North Carolina Museum of Natural Sciences. Image credit: website
“We’re happy to have this opportunity to assist the aquarium with this conservation action effort,” said head veterinarian Dr. Dan Dombrowski and the museum’s Living Collections staff.
“Sea turtles are such an important species to help rehabilitate. They are able to live so long, if we can help these juvenile turtles today, they may be around for another 100 years and produce thousands of offspring for the future.”
Image Courtesy of N.C. Dept. of Natural and Cultural Resources
The recovery process for Cold-stunning, a condition which is similar to hypothermia caused by dropping water temperatures and disabling it to swim properly, begins by gradually warming the turtles back up over the course of a few days.
The turtles will occasionally be seen to visitors while receiving veterinary care at the museum’s “Window on Animal Health.”

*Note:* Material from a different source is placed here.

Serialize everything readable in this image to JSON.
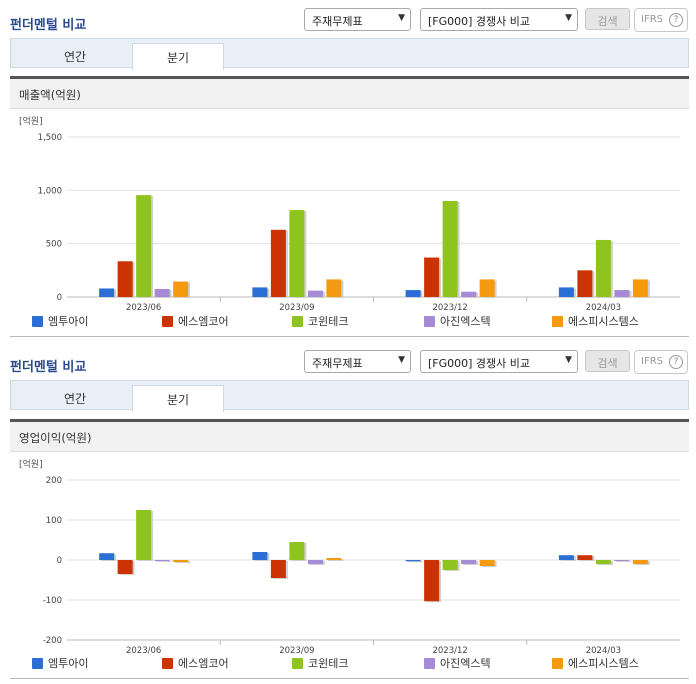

Once the turtles are thought to be healthy enough to release, they will be taken offshore and released into warmer waters. The N.C. Museum of Natural Sciences is just one of many institutions across the state assisting in this crucial effort to aid cold-stunned sea turtles. The effort to rescue and rehabilitate sea turtles is led by the N.C. Wildlife Resources Commission, with collaboration with many federal, state and private organizations aided by many volunteers and groups such as Network for Endangered Sea Turtles (NEST) aided in the rescue of these turtles.